G12 – Forum Warga Kota (FAKTA) menyatakan warga berhak menggugat pemerintah daerah (pemda) yang dinilai gagal mencegah jatuhnya korban lantaran mengabaikan informasi dari Badan Meteorologi, Klimatologi, dan Geofisika (BMKG) soal potensi banjir.
“Banyaknya jatuh korban dan kerugian bisa menjadi indikasi bahwa pemerintah daerah tidak menjalankan tugasnya menolong warga dengan baik. Warga korban banjir bisa menggugat pemdanya ke pengadilan jika tidak dijalankannya sistem peringatan dini dan sistem bantuan darurat,” tutur Ketua FAKTA Indonesia Azas Tigor Nainggolan, Rabu (10/2).
Ia menjelaskan gugatan bisa dilakukan karena negara mempunyai BMKG yang bertugas memberikan peringatan dini cuaca dan bisa digunakan sebagai acuan antisipasi banjir oleh pemerintah.
Melalui UU No. 31 Tahun 2009 tentang Meteorologi, Klimatologi dan Geofisika, lanjut Tigor, pemerintah dan pemerintah daerah diamanatkan agar memanfaatkan informasi dari BMKG dengan optimal.

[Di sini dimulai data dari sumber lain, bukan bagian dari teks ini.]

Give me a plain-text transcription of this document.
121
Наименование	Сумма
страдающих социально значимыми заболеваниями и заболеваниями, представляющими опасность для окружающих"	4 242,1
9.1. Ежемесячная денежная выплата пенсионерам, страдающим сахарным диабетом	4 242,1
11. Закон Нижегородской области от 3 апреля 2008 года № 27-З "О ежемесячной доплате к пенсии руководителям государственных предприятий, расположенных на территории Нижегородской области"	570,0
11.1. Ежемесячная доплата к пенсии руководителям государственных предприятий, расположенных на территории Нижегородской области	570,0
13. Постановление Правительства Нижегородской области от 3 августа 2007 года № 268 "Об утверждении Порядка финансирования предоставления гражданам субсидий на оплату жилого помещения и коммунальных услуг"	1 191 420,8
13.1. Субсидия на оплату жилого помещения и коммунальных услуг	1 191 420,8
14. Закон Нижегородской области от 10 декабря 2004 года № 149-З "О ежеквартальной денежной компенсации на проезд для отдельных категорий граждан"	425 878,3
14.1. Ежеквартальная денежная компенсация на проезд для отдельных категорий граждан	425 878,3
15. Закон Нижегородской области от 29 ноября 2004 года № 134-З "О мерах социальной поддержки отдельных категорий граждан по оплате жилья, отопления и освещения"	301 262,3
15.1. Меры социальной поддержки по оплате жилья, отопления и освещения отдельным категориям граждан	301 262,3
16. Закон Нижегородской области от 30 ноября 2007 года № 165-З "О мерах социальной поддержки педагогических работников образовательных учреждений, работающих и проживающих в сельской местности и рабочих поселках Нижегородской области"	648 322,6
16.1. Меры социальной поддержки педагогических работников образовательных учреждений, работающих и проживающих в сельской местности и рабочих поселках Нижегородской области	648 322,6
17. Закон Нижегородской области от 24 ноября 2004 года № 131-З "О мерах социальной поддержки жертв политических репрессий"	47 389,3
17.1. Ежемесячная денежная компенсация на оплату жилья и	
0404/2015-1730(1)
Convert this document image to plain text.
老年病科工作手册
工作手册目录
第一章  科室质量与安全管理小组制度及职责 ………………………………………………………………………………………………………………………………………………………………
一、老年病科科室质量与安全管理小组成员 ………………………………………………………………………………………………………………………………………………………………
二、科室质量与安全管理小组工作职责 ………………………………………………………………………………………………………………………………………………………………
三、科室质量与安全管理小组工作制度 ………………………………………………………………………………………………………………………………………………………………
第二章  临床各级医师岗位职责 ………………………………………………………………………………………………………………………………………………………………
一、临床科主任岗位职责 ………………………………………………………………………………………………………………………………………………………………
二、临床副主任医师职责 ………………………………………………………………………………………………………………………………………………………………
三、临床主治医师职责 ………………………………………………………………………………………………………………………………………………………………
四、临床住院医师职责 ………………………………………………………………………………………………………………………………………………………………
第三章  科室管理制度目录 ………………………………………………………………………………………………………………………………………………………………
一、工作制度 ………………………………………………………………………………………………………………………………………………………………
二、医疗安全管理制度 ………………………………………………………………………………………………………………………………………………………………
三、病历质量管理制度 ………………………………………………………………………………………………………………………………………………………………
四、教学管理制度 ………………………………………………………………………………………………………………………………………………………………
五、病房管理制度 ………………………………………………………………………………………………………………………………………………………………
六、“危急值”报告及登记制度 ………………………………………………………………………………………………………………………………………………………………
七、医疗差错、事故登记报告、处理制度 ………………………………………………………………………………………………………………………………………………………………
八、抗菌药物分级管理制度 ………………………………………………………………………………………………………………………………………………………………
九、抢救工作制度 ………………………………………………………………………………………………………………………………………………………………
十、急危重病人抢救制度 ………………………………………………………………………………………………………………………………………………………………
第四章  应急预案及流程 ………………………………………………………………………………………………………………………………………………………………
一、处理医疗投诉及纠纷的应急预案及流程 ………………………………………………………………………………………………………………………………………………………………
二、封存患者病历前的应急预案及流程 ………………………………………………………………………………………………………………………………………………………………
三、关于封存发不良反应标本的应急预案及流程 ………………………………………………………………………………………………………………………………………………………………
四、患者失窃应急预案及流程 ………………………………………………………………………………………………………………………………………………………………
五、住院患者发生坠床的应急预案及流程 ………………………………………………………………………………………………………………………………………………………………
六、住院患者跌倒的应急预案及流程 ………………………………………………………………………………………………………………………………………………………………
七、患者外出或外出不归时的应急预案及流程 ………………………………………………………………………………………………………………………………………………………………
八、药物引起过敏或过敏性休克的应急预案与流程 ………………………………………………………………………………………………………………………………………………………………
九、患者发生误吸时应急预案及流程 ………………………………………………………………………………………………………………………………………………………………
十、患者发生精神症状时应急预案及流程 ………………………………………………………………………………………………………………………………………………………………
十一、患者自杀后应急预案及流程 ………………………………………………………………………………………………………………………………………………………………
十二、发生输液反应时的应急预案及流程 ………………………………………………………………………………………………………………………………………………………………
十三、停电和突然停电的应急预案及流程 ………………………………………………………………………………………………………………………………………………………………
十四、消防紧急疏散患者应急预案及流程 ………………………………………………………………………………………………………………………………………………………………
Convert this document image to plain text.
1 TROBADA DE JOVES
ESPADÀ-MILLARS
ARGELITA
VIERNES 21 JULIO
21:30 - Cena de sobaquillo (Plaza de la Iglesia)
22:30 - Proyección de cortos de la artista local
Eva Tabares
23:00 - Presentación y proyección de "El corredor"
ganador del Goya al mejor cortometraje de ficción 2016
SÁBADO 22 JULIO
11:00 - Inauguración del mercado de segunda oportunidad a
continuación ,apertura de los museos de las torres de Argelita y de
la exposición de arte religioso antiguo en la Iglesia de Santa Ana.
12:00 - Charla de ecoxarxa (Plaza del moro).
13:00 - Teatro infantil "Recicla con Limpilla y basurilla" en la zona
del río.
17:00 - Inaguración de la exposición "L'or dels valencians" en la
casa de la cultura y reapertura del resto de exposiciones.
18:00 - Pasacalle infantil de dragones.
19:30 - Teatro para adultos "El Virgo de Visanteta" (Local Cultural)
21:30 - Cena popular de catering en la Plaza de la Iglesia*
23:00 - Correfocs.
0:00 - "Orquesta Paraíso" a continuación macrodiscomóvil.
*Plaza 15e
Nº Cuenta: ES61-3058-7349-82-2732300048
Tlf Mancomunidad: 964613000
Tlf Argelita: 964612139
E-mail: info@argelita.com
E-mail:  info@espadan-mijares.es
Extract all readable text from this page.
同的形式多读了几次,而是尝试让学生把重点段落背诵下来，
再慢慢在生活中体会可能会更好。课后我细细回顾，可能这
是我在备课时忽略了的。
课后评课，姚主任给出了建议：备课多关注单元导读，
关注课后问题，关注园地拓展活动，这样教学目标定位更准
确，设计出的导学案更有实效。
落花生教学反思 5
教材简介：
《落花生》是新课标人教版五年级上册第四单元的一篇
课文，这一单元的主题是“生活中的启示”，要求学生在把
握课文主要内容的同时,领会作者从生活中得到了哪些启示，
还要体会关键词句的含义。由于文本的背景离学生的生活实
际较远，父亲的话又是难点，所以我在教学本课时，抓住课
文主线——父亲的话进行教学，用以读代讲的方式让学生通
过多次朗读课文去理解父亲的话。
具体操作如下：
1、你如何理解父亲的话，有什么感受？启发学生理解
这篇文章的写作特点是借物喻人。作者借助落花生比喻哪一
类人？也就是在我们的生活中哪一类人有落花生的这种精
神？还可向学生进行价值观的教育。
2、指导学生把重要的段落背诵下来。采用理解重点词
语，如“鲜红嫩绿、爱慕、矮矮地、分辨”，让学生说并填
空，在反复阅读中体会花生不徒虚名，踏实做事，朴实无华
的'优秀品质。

Salah satunya, untuk memastikan dan melindungi keselamatan jiwa hingga harta, serta kepentingan dan potensi nasional.
“Adalah kewajiban pemerintah daerah menerjemahkan informasi yang diberikan oleh [Badan] Meteorologi, Klimatologi dan Geofisika dalam rangka memberikan informasi dini dan membangun sistem bantuan darurat,” katanya.
Jika kedua tugas tersebut tak dilakukan, Tigor menyebut aturan ini bisa dijadikan dasar hukum gugatan warga terhadap pemda ke meja hijau.
“Gugatan warga ini perlu dilakukan untuk melindungi hak hidup warga negara dan memperbaiki kinerja pelayanan pemerintah dan pemerintah daerah ke depannya,” lanjut dia.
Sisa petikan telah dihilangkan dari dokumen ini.